For this month’s next review for Genre Grandeur – Foreign Language Film (2013-Present), here’s a review of Blue is the Warmest Color (2013) by Troy of The Review Club
Thanks again to Jordan of Epileptic Moondancer for choosing this month’s interesting (if not uncomfortable for me) genre.
Next month’s Genre has been chosen by Jane of 500 Days of Film She has chosen another genre that is well out of my own comfort zone but I am up for the challenge. We will be reviewing our favorite Horror Films
Please get me your submissions by the 25th of Aug by sending them to email@example.com Try to think out of the box! Great choice Jane!
Let’s see what Troy thought of this movie:
BLUE IS THE WARMEST COLOUR (2013)
This a beautiful story of love and relationships. The film may be 3 hours long but it doesn’t ever feel like a stretch and you get wrapped up in the plot and the romance/passion shown between the two actresses.
The motives of blue are clear and tie in well with Adele’s curious nature of blue being something different to her. Blue is the colour of the gay bar, blue on the girl’s fingernails that she kisses in the toilets, obviously blue in Emma’s hair and then Adele herself dresses in blue as a somber reminder of what once was when she visits the gallery. Cleverly, the readings in class are also relevant in the passages being read aloud bearing resemblance to what is about to or what has just happened with Adele. The scene in the school with her so called friends prying for answers is cut quickly back and forth making the whole moment feel worse and it’s a well shot bullying scene where you feel for Adele.
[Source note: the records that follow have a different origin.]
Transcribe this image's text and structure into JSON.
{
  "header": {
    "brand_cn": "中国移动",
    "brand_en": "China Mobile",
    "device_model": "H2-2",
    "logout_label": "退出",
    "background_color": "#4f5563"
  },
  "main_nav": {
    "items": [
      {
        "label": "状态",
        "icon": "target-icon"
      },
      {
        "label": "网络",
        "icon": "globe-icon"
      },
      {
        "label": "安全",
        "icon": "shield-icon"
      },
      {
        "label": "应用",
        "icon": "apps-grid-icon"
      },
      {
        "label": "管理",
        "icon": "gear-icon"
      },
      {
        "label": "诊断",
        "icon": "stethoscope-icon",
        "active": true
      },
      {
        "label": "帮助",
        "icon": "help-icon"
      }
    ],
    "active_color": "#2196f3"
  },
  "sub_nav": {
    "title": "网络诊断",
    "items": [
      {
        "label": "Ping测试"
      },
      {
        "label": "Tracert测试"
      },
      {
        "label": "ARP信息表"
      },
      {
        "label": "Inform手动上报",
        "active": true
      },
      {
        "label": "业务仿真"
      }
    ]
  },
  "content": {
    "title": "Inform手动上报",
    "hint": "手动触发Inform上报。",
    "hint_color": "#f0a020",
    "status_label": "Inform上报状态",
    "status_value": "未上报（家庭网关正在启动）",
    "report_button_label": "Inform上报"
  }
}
Another motive, is in the subtext of Emma and Adele, as they talk about skin and food, mainly oysters which throws up clear connotations and it leads to the discovery that Emma likes oysters and Adele isn’t a fan of seafood at first; a nice parallel to their sexual confidence in Emma being a proud lesbian while Adele is only just venturing into this orientation. The difference in families shows how accepting they are as Emma’s parents talk openly about a range of deep things while Adele’s parents think Emma is a study friend and talk banally about things.
The only little niggles I had with the film was the classroom scenes with Adele teaching, as it both added to the length of the film and sometimes nothing of importance or metaphorical relevance happened. Secondly after stating she didn’t like some teachers as they closed off her imagination why did she want to become a teacher? I guess she wanted to be that exception to her rule maybe. Also it was a relationship that I did feel for in the most part and you got wrapped up in their instant love and erotic affection but I couldn’t help feeling at times they weren’t really suited for each other, so the ending was right.
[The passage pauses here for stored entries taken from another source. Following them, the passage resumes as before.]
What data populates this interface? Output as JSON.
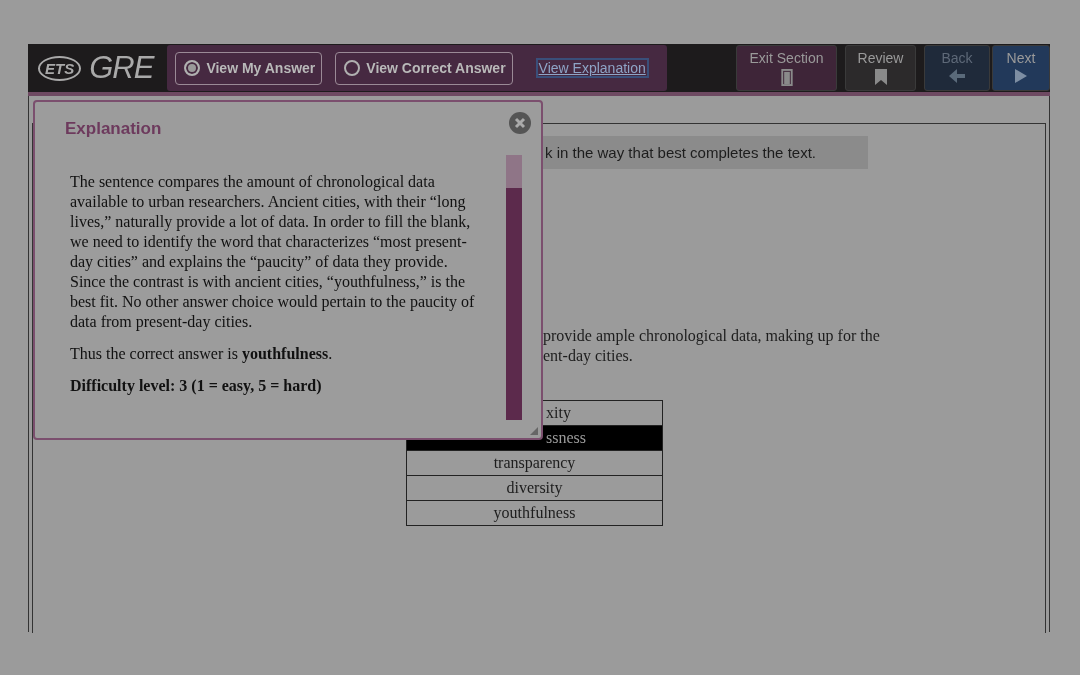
{
  "header": {
    "logo_small": "ETS",
    "logo_large": "GRE",
    "answer_toggles": [
      {
        "label": "View My Answer",
        "selected": true
      },
      {
        "label": "View Correct Answer",
        "selected": false
      }
    ],
    "explanation_link": "View Explanation",
    "nav_buttons": [
      {
        "label": "Exit Section",
        "kind": "exit",
        "disabled": false
      },
      {
        "label": "Review",
        "kind": "review",
        "disabled": false
      },
      {
        "label": "Back",
        "kind": "back",
        "disabled": true
      },
      {
        "label": "Next",
        "kind": "next",
        "disabled": false
      }
    ]
  },
  "question": {
    "instruction": "k in the way that best completes the text.",
    "sentence_lines": [
      "provide ample chronological data, making up for the",
      "ent-day cities."
    ],
    "choices": [
      {
        "text": "xity",
        "covered": true,
        "selected": false
      },
      {
        "text": "ssness",
        "covered": true,
        "selected": true
      },
      {
        "text": "transparency",
        "covered": false,
        "selected": false
      },
      {
        "text": "diversity",
        "covered": false,
        "selected": false
      },
      {
        "text": "youthfulness",
        "covered": false,
        "selected": false
      }
    ]
  },
  "explanation": {
    "title": "Explanation",
    "paragraphs": [
      "The sentence compares the amount of chronological data available to urban researchers. Ancient cities, with their “long lives,” naturally provide a lot of data. In order to fill the blank, we need to identify the word that characterizes “most present-day cities” and explains the “paucity” of data they provide. Since the contrast is with ancient cities, “youthfulness,” is the best fit. No other answer choice would pertain to the paucity of data from present-day cities.",
      "Thus the correct answer is **youthfulness**.",
      "**Difficulty level: 3 (1 = easy, 5 = hard)**"
    ]
  }
}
The performances are stellar. Lea Seydoux plays the more tomboyish part of the couple, with her smirk and wide eyes speaking a thousand words. Adele Exarchopoulos is magnificent and you feel for her whirlwind journey through sex and love. The scene in the cafe where she meets up with Emma is touching and Exarchopoulos’ tears feel painfully real. This is the strength of the movie that it does all feel stunningly real. The acting is top class and through the probably awkward to shoot sex scenes you believe they’re having fun exploring each others bodies, you believe they fall in love with each other from the first time they see each other. It’s an odd up and down relationship where at times you feel like it’s rushed, but then in real life that can be the case. The two French actresses are the best things about this film and they pull you into this story from the very beginning.
A piece of filmmaking about love that will stay with me for a long time and a bold tale of gay partnership that doesn’t hold back. It’s a blue film with a realistic hand crafting the story from beginning to end and it’s played to stunning perfection by the evocative and tender acting of Seydoux and Exarchopoulos.